Wittgenstein’s adult life spanned the first half of the twentieth century, a time of great upheaval for Europe. Just as the modern age seemed to be promising a future of prosperity and material comfort for all, two world wars ripped Europe apart and permanently ended its preeminent position on the world stage. Austria was hit harder than most of Europe. At the beginning of the century, Austria was a vast empire covering much of central and eastern Europe. After the First World War, it was reduced to its present diminished size, and in the Second World War it became a willing pawn of the Nazi Reich. Wittgenstein’s family was half Jewish, and they had to forfeit much of their great wealth to buy their safety from the Nazis.

Wittgenstein was brought into philosophy by Bertrand Russell, who was one of the founders of the analytic movement in philosophy. Russell and Gottlob Frege were the two foremost figures in a movement that brought advances in the field of mathematical logic to bear on philosophical questions. They found that logical analysis could reveal the deep structure of language, which could in turn expose the source of much philosophical confusion. Russell and Frege shared what is known as a universalist conception of logic. They believed logic to be the most fundamental set of laws: while the laws of physics govern physical phenomena and the laws of grammar govern grammatical phenomena, the laws of logic are supremely universal and govern all phenomena. Exploring and codifying the laws of logic, then, is a supremely important activity.

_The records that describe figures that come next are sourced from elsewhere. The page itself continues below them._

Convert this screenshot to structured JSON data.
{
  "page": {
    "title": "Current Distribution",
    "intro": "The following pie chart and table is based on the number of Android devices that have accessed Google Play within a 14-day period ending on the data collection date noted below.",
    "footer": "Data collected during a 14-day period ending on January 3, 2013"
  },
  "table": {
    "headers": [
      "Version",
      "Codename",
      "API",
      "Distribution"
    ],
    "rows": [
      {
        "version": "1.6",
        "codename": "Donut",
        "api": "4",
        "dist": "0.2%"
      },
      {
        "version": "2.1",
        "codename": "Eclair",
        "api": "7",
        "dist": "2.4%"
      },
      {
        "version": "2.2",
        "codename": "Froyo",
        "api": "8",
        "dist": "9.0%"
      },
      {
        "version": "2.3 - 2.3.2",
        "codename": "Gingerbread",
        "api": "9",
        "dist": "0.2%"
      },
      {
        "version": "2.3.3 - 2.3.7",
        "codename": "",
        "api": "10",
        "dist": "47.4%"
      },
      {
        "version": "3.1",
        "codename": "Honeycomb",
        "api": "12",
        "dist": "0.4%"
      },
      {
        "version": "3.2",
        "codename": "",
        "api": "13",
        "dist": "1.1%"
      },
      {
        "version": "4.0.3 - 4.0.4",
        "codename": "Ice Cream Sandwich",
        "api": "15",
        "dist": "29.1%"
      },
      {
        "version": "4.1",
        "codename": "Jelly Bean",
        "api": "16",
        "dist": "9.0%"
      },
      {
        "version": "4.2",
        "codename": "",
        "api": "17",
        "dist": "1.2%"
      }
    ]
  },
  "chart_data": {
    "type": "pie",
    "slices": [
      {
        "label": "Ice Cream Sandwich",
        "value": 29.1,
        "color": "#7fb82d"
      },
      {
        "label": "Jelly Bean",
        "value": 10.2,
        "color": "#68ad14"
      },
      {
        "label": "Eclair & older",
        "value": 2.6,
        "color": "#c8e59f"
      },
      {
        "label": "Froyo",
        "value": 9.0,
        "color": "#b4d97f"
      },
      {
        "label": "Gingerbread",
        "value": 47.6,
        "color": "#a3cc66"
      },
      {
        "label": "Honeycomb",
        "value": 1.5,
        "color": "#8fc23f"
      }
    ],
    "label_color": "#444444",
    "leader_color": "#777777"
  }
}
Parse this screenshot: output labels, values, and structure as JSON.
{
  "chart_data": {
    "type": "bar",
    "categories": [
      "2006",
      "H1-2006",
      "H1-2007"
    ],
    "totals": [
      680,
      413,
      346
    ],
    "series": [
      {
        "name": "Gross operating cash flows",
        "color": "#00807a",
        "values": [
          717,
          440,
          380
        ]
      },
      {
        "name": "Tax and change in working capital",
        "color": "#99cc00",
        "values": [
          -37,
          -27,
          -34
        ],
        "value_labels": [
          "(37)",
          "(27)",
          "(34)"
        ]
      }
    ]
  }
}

Wittgenstein’s Tractatus is largely a response to the work of Frege and Russell, and it is impossible to appreciate it fully without a strong grasp of the work of those two philosophers. By contrast, the Philosophical Investigations are interesting precisely in the way that they do not seem to fit into any particular context. In the Investigations, Wittgenstein is concerned primarily with the very impulse to think philosophically more than he is with any particular philosophical views. Nevertheless, we find in the Investigations a preoccupation with language, and we can see the enduring influence of Frege and Russell in Wittgenstein’s conviction that a proper understanding of language will expose the hidden flaws in philosophical reasoning.